Ora bem, cá estamos outra vez numa Sexta - Feira 13. E a propósito deste dia se contam lendas e superstições como todos sabem. A história que vou contar, sempre me foi contada pela família, como sendo real. Já a contei aqui, porém parece-me que não resta nenhum leitor dessa data.

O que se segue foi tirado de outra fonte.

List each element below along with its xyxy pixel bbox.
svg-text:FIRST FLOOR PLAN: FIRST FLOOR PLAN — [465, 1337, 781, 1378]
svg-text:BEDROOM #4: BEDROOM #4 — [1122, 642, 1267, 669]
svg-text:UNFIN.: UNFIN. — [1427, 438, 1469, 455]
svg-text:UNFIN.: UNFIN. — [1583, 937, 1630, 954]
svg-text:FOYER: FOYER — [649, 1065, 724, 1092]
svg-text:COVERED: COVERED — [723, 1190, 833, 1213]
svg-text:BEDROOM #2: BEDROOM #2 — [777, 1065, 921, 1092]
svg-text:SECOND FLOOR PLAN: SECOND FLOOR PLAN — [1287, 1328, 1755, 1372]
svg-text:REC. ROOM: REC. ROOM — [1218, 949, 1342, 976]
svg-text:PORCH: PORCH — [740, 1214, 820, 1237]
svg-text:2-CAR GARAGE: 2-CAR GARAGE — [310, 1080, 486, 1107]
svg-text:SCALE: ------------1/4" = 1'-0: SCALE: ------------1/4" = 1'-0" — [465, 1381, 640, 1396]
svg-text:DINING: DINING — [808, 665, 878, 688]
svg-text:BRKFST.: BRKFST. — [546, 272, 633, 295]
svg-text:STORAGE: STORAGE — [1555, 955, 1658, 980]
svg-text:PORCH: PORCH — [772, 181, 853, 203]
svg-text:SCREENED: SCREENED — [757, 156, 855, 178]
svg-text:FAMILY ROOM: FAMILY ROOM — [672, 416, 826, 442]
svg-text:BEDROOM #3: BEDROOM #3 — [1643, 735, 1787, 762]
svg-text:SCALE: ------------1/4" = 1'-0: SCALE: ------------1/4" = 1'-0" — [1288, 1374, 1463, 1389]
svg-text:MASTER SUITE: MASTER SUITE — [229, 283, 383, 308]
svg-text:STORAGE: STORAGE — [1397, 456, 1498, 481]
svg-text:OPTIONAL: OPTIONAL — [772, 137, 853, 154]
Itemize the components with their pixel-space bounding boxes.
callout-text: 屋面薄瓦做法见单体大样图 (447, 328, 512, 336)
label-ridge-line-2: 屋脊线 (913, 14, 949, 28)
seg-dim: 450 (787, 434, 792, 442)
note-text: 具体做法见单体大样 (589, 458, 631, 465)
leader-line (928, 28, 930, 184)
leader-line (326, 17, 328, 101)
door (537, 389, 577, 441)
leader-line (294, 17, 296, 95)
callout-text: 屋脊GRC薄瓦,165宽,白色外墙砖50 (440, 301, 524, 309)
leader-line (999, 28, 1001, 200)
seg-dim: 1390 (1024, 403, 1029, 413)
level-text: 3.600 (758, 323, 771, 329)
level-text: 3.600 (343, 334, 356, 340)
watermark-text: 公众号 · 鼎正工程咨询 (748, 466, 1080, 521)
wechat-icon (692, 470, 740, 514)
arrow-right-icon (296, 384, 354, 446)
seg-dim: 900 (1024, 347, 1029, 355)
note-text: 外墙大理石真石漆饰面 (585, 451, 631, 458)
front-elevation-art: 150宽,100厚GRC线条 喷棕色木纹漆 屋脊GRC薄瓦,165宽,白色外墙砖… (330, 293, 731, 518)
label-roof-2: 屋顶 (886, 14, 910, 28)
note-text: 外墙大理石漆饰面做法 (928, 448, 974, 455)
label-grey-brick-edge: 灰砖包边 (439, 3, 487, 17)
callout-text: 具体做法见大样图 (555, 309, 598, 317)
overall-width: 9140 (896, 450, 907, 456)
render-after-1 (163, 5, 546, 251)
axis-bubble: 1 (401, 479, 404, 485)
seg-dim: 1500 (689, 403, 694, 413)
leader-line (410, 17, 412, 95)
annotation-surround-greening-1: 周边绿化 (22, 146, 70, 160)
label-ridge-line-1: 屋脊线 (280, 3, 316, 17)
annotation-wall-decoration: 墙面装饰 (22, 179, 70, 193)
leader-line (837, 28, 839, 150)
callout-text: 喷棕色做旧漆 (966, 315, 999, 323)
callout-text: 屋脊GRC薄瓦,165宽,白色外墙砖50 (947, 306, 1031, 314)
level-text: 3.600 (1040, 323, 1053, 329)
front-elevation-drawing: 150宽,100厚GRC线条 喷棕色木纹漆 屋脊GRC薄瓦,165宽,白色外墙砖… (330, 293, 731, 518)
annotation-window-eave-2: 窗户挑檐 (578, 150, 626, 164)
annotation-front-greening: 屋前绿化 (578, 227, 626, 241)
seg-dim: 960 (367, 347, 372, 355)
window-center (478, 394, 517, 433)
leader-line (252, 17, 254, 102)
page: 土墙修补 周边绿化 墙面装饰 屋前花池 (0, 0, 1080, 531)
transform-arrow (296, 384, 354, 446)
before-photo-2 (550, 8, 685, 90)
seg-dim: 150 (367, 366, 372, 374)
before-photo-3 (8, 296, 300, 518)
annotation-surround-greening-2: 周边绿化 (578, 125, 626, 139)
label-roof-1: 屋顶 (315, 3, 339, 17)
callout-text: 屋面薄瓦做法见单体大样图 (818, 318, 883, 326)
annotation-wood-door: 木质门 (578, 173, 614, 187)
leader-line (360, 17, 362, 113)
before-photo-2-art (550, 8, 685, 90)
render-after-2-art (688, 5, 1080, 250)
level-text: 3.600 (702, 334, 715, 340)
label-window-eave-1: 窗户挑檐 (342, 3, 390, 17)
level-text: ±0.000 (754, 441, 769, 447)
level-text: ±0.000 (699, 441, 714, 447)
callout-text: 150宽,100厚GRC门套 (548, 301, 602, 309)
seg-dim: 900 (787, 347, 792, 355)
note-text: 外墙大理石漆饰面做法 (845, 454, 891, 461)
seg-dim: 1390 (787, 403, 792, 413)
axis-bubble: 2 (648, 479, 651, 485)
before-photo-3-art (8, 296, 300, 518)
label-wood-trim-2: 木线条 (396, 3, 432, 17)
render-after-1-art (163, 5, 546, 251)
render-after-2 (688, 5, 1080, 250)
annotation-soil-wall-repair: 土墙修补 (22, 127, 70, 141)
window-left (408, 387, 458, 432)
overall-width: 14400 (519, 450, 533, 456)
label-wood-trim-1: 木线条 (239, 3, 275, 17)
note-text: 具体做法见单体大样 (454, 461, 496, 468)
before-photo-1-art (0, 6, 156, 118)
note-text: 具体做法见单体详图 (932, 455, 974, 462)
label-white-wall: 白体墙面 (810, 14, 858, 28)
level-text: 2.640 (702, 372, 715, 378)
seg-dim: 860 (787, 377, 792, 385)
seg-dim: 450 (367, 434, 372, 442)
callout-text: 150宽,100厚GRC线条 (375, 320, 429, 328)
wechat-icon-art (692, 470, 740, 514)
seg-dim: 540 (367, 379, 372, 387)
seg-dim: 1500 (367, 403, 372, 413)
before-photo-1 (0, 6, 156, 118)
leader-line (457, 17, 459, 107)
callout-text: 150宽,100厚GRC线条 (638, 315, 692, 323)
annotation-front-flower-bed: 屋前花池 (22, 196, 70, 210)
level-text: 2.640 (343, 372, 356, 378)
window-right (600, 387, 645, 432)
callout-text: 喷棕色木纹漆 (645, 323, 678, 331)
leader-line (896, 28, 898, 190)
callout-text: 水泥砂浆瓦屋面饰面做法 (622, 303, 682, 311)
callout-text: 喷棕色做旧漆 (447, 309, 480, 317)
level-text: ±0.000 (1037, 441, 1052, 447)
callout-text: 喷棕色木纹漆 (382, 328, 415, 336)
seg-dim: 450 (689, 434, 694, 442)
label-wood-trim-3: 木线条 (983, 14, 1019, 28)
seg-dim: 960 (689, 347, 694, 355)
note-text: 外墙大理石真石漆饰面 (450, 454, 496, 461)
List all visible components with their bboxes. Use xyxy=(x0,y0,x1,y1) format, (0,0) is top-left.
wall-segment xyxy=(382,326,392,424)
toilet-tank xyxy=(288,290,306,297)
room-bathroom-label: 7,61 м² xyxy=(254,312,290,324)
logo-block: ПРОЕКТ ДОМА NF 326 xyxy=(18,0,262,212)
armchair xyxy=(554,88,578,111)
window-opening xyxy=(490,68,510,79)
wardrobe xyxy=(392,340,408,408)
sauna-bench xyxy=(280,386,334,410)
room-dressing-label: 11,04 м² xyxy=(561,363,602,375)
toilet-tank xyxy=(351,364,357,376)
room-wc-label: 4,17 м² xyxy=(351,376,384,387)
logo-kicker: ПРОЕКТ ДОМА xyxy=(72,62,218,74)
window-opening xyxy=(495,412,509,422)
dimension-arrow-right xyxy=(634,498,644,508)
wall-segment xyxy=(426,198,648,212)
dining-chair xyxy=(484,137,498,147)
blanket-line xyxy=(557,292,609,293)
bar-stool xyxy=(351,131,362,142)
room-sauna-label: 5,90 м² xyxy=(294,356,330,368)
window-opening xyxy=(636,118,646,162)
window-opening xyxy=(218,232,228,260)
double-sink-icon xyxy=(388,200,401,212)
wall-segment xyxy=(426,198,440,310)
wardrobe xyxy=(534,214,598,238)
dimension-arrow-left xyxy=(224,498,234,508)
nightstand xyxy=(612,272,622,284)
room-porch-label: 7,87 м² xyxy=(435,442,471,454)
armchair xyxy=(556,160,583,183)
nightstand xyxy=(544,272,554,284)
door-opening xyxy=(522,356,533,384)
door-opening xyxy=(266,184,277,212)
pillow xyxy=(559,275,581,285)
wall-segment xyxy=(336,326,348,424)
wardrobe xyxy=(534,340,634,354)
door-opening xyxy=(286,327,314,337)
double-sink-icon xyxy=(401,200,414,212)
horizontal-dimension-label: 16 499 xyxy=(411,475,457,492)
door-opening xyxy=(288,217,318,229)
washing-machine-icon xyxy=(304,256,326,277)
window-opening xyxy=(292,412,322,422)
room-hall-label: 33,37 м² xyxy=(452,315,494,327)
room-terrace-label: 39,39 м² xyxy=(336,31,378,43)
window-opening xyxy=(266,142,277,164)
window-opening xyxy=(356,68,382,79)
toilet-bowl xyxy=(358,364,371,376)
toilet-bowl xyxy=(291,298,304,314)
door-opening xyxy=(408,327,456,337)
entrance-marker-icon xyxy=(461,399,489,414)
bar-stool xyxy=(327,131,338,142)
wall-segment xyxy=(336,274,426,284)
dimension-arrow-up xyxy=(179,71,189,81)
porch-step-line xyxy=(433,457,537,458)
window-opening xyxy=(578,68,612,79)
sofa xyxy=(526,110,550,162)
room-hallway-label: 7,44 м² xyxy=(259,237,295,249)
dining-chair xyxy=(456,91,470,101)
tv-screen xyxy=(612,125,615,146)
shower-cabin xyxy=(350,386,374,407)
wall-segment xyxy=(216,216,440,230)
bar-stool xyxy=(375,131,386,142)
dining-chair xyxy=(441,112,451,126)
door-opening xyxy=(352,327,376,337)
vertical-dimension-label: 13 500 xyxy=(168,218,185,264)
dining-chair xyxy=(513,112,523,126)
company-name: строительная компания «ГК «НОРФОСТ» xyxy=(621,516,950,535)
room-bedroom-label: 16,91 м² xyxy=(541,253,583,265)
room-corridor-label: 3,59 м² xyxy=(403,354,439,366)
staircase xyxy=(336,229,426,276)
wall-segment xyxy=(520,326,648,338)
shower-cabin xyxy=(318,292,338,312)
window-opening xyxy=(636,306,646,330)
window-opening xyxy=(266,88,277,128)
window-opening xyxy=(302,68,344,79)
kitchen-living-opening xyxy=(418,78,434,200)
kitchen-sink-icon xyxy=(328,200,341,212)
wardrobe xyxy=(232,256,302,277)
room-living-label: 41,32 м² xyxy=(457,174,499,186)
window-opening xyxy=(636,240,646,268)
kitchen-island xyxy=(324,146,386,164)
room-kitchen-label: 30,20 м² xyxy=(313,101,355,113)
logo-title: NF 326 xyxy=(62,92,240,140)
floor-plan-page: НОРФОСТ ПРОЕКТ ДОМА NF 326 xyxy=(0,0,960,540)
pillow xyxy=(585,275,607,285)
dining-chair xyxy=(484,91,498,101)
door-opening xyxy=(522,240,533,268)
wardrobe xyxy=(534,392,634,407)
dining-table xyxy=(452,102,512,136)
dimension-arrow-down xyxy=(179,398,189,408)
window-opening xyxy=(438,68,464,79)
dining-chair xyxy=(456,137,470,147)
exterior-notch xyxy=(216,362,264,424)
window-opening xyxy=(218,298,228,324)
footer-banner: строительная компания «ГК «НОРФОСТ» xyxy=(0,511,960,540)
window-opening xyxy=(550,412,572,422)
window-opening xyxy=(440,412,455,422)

Então é assim. Nos anos trinta do século passado, numa aldeia do norte, vivia a minha avó e os seus nove filhos. Inicialmente eram onze, mas dois não resistiram à vida dura duma casa sem qualquer conforto onde faltava tudo até o pão na maioria dos dias.  Meu avô vivia da venda de algum ferro velho que recolhia entre os moradores das aldeias vizinhas. Minha avó cuidava dos filhos e vendia peixe de porta em porta, quando o meu avô conseguia dinheiro para comprar algum. À medida que os filhos cresciam iam trabalhar para os senhores da terra, aqueles que possuíam quintas e casas. Não iam à escola, pois a escola não lhes enchia a barriga e a trabalhar ainda que não ganhassem grande coisa não passavam fome e às vezes até traziam para casa  um pedaço de pão, ou um resto de comida que algum patrão mais caridoso mandava. Os miúdos iam para o monte cuidar do gado, ou faziam alguns trabalhos mais leves, pois dizia-se que "trabalho de menino é pouco mas quem o desperdiça é louco" Como a aldeia era muito pequena e os trabalhos não abundavam, os mais velhos iam afastando-se para outras aldeias vizinhas à medida que cresciam.
Ora bem naquele tempo em que não havia televisão nem sequer a luz eléctrica chegava à aldeia, os serões passavam-se à roda da lareira e as histórias de bruxas e lobisomens, damas de pé-de-cabra e afins, eram o pão nosso de cada dia. As crianças cresciam a ouvir essas histórias, e a imaginação infantil dava-lhe contornos inimagináveis. 
O meu tio José, o mais velho dos irmãos foi trabalhar para uma dessas aldeias doa arredores.  Naquele tempo as estradas eram em terra batida, entre extensos pinhais, caminhos feitos pelas carroças e carros de bois.  A meio caminho entre as duas aldeias havia um encruzilhada onde se dizia que todas as Sextas-Feiras as bruxas se reuniam para dançar e cantar enquanto esperavam a meia noite para hora a que o "mafarrico" que surgia na forma de um bode. 
Depois de um mês de trabalho numa Sexta à noite, depois do trabalho, o patrão, pagou-lhe e deu-lhe o fim de semana para ir a casa ver os pais e os irmãos. Como conhecia a família e sabia das dificuldades deles, deu-lhe um saco de serapilheira com um alqueire de feijão para ele levar para casa. 
O bom do rapaz agarrou no saco e colocando-o às costas pôs-se a caminho.  A meio do caminho começou a lembrar-se das histórias ouvidas e o medo começou a apossar-se dele. Lembrou-se que era Sexta-Feira e que tinha de passar pela tal encruzilhada. Cheio de medo, apurou os sentidos e de repente ouviu um som. Tic.... Parou e pôs-se à escuta. Silêncio absoluto. Recomeçou a andar e o som voltou. Tic...tic... pareciam passinhos muito leves atrás de si. A tremer apressou o passo e o som ficou também mais rápido. Estava já muito perto da encruzilhada, as pernas tremiam, o suor escorria. Desatou a correr e o som corria atrás dele. Tic...tic...tic...tic... 
Lívido e quase sem conseguir falar sufocado de tanto correr chegou a casa, e foi rodeado pelos pais e pelos irmãos mais novos. Quando por fim se acalmou contou o que lhe tinha acontecido e como tinha sido perseguido por alguma coisa , talvez alguma bruxa ou quem sabe até pior. 
Naquele momento lembrou-se do saco que tinha às costas e estendeu-o à mãe. Tic... ouviu-se o barulho de um feijão caindo no chão. A mãe virou o saco e viu o buraco ao mesmo tempo que outro feijão caía no chão.  Estalou gargalhada geral enquanto o José baixava a cabeça envergonhado.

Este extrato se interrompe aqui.